First, the work group gathered existing Time and Attendance functional requirements and business rules from available sources. These requirements were consolidated, reviewed and pre-validated by the working group.

Next, Time and Attendance SMEs were invited to participate in a series of Joint Application Development (JAD) sessions to review and validate the requirements for applicability as a DoD standard in each process area. The functional requirements were defined to a level ensuring consistency of internal controls, reporting, and accounting and to make certain each functional requirement can be implemented consistently across all Enterprise Resource Planning (ERP) systems. If SMEs felt additional requirements should be written to add clarity or detail, they drafted new requirements. If issues were uncovered at any time during this development process, they were identified, logged, and worked toward resolution.

The accompanying spreadsheet contains the standard functional requirements, business rules, and best practices mapped to the appropriate DFAS process flows/steps.

3.1  Time and Attendance Functional Overview

Functional requirements developed for Time and Attendance are driven by operational architecture and compliance requirements. One of the features of this project is the validation of the BEA processes and their extension, where needed. As such, the business processes models defined in the BEA OV-6c model would be used as a starting point for the identification and development of more detailed Time and Attendance business processes. This includes identifying the BEA process diagrams, BEA process name, and the DFAS process name (e.g. Time and Attendance). However, the BEA 7.0 does not provide business processes or diagrams for Time and Attendance. Therefore, the team developed a list of DFAS processes / activities.
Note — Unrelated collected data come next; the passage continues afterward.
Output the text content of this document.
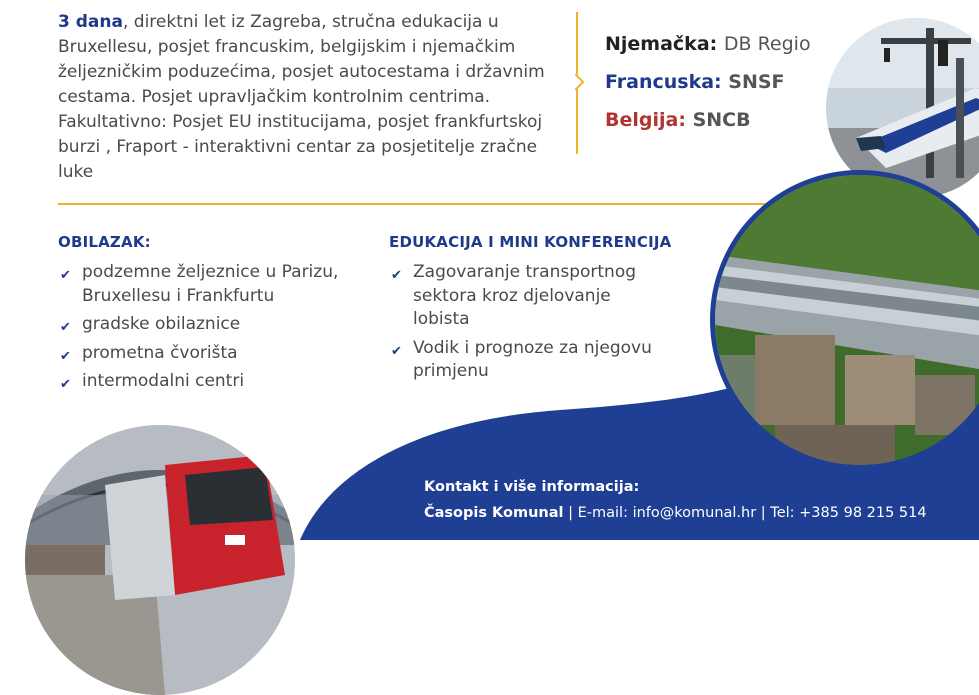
3 dana, direktni let iz Zagreba, stručna edukacija u Bruxellesu, posjet francuskim, belgijskim i njemačkim željezničkim poduzećima, posjet autocestama i državnim cestama. Posjet upravljačkim kontrolnim centrima. Fakultativno: Posjet EU institucijama, posjet frankfurtskoj burzi , Fraport - interaktivni centar za posjetitelje zračne luke
Njemačka: DB Regio
Francuska: SNSF
Belgija: SNCB
OBILAZAK:	EDUKACIJA I MINI KONFERENCIJA
✔ podzemne željeznice u Parizu, Bruxellesu i Frankfurtu
✔ gradske obilaznice
✔ prometna čvorišta
✔ intermodalni centri
✔ Zagovaranje transportnog sektora kroz djelovanje lobista
✔ Vodik i prognoze za njegovu primjenu
Kontakt i više informacija:
Časopis Komunal | E-mail: info@komunal.hr | Tel: +385 98 215 514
The following are areas and their related DFAS processes / activities:

o  Time and Attendance

·  Application Controls

o  Document and Transaction Control

o  Document Referencing and Modification

o  Workflow/Messaging

o  Document Management

o  Operations

·  General Controls

o  System-Generated Transactions

o  General Design/Architecture

o  Infrastructure

o  User interfaces

o  Interoperability

o  Internet access

o  Security

o  Ad-hoc query

o  Documentation

o  System performance

Because of Time and Attendance pervasiveness to all business processes, it is impractical to develop models. Therefore, the processes / activities are identified within the functional requirements however, no process models were created.
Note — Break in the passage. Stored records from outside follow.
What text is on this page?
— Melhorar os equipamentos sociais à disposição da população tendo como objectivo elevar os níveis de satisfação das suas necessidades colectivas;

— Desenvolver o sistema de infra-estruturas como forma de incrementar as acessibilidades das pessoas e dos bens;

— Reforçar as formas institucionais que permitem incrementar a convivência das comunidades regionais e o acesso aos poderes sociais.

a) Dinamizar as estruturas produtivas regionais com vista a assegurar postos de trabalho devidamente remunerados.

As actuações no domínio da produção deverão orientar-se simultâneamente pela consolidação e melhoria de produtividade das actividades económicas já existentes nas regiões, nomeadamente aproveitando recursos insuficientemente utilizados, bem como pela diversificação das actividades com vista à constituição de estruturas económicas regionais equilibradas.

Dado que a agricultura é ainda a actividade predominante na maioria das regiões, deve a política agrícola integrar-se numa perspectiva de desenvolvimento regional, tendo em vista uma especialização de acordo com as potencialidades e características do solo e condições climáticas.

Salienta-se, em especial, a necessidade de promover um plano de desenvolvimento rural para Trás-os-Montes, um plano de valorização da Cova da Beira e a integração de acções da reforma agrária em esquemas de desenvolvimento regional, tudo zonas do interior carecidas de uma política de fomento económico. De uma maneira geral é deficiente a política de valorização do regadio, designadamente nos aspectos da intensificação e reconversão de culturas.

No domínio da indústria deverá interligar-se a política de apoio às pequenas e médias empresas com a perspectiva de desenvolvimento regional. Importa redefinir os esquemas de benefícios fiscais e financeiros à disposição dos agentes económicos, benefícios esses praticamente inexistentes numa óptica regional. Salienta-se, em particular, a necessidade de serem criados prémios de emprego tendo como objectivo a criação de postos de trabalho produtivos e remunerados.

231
3.2  Time and Attendance Practices

The requirements in the accompanying spreadsheet were developed for all systems and business operations to be compliant with the Time and Attendance DoD financial and accounting requirements. Additionally, by complying with these requirements, systems and business operations will be compliant with the applicable laws, regulations and policies.

3.3  Release 8.0 Scope

3.3.1  Map Requirements to BEA Processes

During Release 8.0 the Shared Services completed integration or cross function validation of the functional requirements. In Release 8.0 requirements would have been mapped to the lowest level possible within the BEA architecture and if appropriate to multiple lower levels if they existed. However, the BEA does not include diagrams that apply to Time and Attendance.